Taking A Leap of Courage
Some time around 4:30 AM, the distinct “chirp, chirp” of a cricket awakened me out of a deep sleep. Realizing that the cricket’s call was too close to be outside, I scrambled out of bed and began the hunt. Terrified that the creature would find its way into my bed during the night, I searched all around our bedroom, adjoining bathroom, the hallway, my office across from our bedroom and even the living room. Not finding the critter, I waited to hear its call again. Another “chirp, chirp”, much further away this time, took me back to our bedroom. After another thorough search, and desperate to get a few more ZZZ’s, I decided that the cricket was most likely outside and went back to bed.
The next evening, I was reading in bed, when I heard the cricket’s call once again. Frustrated that this creature was still in my home and terrified that it would find its way to my bed just as I was drifting off my sleep, I decided to take care of the situation once and for all. A mental image of a swampy-green, creeping thing with wiry legs and probing antennae taunted me. I dreaded finding and having to get rid of it. Armed with a broom, a dustpan, and bug-spray (just in case) I prepared for battle. I entered the bathroom, turning on all of the lights. No need to be caught off guard. I looked around, but nothing. Again, “chirp, chirp”. This time from my bathroom counter. I looked and at first, I didn’t see anything unusual. Looking a little closer, a baby cricket, the size of half of my pinky fingernail sat chirping with all of its might. After my heart stopped pounding, I removed her and tucked myself in for a peaceful night’s sleep.
Fear. The thought of what frightens us, the conjured images of that feared thing, are often larger than reality. The anxiety that we feel when we are confronted with something that we fear is often much greater than the actual thing or act itself. This anxiety can hold us back from our goals or the peace that comes with confronting our fears and taking care of what needs to be done.
"The thought of what frightens us, the conjured images of that feared thing, are often larger than reality."
For a moment, I had considered sleeping in another room rather than deal with one of my phobias, bugs. However, unwilling to be defeated by my fear, I prepared. I planned, got the necessary tools and then assessed the situation. This is how we should confront all of our fears. We should “reality test” our thoughts behind the fear and assess the real risk. What was the chance that the cricket spent 2 nights planning its attack on me? Probably 0%. Rather, if I frightened it, it would likely try to hop away from me rather than towards me.
We should also be prepared for the reality of what we might actually confront. Unwilling to let the cricket take up residence in my bathroom, I knew that I would need to catch it and enter it into the relocation program. However, it could have leapt into my nest of hair, or worse yet, down my nightgown. That would have been a sight, me screaming, arms flailing, the cricket frantically trying to escape the giant human.
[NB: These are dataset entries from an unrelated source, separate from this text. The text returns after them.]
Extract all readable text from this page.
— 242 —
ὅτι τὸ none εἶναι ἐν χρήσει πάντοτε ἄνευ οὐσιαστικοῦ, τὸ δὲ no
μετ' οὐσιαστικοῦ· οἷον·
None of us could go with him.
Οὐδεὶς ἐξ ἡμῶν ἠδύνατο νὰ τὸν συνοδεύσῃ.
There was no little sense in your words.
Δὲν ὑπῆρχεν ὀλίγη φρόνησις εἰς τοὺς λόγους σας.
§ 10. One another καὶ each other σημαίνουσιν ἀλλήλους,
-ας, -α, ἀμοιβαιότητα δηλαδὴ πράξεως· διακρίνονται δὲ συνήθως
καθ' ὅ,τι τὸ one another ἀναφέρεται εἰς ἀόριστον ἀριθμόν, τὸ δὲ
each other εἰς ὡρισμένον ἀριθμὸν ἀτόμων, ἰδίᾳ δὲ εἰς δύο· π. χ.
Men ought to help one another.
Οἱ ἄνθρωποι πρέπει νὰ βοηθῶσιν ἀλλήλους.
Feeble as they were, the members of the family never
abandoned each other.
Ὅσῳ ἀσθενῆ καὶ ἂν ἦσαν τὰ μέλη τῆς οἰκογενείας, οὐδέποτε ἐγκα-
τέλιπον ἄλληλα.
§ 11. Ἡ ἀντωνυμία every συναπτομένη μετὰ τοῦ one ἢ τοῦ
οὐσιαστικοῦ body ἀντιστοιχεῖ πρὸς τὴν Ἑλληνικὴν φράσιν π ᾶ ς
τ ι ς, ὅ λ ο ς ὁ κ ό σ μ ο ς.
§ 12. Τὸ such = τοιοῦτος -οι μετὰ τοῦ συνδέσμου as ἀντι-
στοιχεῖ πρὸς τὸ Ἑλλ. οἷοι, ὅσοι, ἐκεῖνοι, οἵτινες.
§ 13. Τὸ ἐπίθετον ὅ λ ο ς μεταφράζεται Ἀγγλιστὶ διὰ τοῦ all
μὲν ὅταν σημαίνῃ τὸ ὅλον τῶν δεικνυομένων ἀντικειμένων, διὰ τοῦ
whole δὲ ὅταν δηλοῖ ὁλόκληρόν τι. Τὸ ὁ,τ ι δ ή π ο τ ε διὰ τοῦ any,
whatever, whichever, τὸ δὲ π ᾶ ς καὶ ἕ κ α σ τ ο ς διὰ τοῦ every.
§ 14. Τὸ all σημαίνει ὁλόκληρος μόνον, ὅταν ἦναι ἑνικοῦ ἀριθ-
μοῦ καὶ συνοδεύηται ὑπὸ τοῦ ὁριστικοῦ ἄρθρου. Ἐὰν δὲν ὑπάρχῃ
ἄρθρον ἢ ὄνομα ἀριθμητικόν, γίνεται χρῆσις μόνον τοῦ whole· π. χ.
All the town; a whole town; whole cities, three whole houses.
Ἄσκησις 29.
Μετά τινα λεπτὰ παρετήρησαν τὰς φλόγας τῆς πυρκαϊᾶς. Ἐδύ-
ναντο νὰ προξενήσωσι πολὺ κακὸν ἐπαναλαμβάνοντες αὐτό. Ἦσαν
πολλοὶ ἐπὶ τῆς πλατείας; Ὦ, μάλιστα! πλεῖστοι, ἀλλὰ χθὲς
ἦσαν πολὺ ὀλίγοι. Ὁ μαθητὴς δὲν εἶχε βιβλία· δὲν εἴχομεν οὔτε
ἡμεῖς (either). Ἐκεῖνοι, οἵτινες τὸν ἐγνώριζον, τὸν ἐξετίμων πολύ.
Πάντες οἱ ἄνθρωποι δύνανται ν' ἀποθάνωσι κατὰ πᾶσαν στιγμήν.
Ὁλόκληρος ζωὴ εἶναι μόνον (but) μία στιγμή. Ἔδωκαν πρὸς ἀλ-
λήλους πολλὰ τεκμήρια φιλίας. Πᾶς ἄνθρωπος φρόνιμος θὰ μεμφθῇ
However, I grabbed the tools that I thought were best suited for the job, developed a strategy to find and catch the critter and then moved forward.
When we confront our fears, having a well thought out strategy can help us deal with most imaginable outcomes. It doesn’t mean that we can control every outcome, but we are better able to cope with whatever happens. Developing a strategy means that we have done a risk assessment and come to the decision that the risk outweighs avoiding the situation or thing altogether.
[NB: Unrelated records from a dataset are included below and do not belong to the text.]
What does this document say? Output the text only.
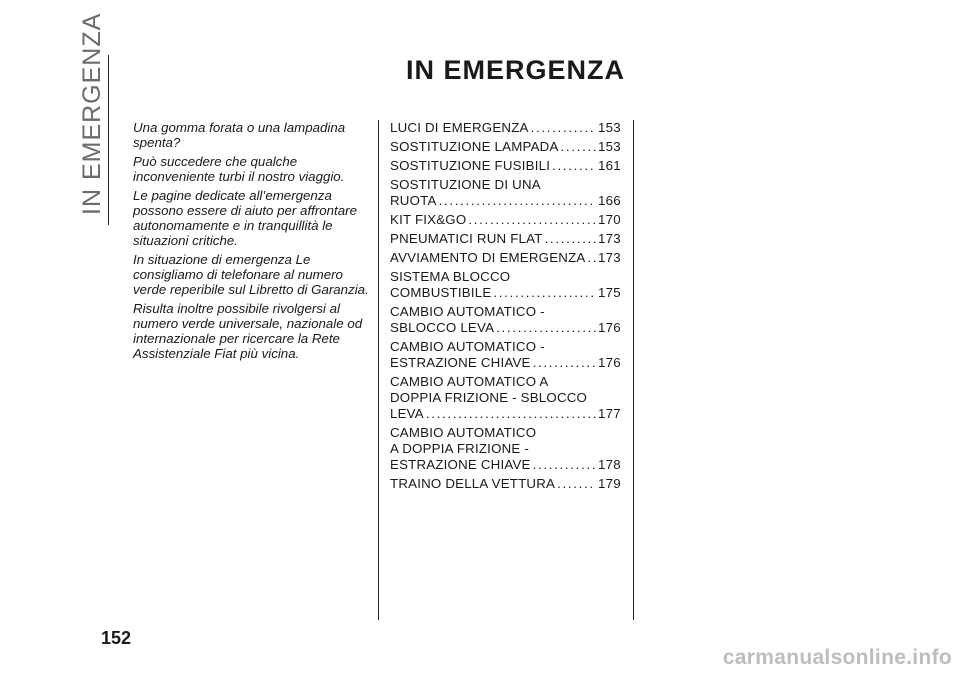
IN EMERGENZA	IN EMERGENZA

Una gomma forata o una lampadina spenta?

Può succedere che qualche inconveniente turbi il nostro viaggio.

Le pagine dedicate all’emergenza possono essere di aiuto per affrontare autonomamente e in tranquillità le situazioni critiche.

In situazione di emergenza Le consigliamo di telefonare al numero verde reperibile sul Libretto di Garanzia.

Risulta inoltre possibile rivolgersi al numero verde universale, nazionale od internazionale per ricercare la Rete Assistenziale Fiat più vicina.

LUCI DI EMERGENZA . . .	153
SOSTITUZIONE LAMPADA . . .	153
SOSTITUZIONE FUSIBILI . . .	161
SOSTITUZIONE DI UNA
RUOTA . . .	166
KIT FIX&GO . . .	170
PNEUMATICI RUN FLAT . . .	173
AVVIAMENTO DI EMERGENZA . . . 173
SISTEMA BLOCCO
COMBUSTIBILE . . .	175
CAMBIO AUTOMATICO -
SBLOCCO LEVA . . .	176
CAMBIO AUTOMATICO -
ESTRAZIONE CHIAVE . . .	176
CAMBIO AUTOMATICO A
DOPPIA FRIZIONE - SBLOCCO
LEVA . . .	177
CAMBIO AUTOMATICO
A DOPPIA FRIZIONE -
ESTRAZIONE CHIAVE . . .	178
TRAINO DELLA VETTURA . . .	179
152
carmanualsonline.info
Sometimes, bad things happen. The thing we feared happens. The cricket launches into my hair and I scramble around the bathroom, screaming as I try to pull it out breaking the evergreen scented candle that my dear friend gave me in the process. However, it is usually not the end of the world. Even when we are faced with what have feared all along, we can manage it. We can get through and when we get through, our courage and bravery have shown us that we can do hard things. We don’t have to like it, but we can do it.
So, when that “chirp, chirp” wakes you from the dead of sleep, stand your ground. Realize that “death by cricket mauling” is unlikely to make the evening headlines. Grab your broom, a dustpan (and bug-spray, just in case) and take the next a step forward.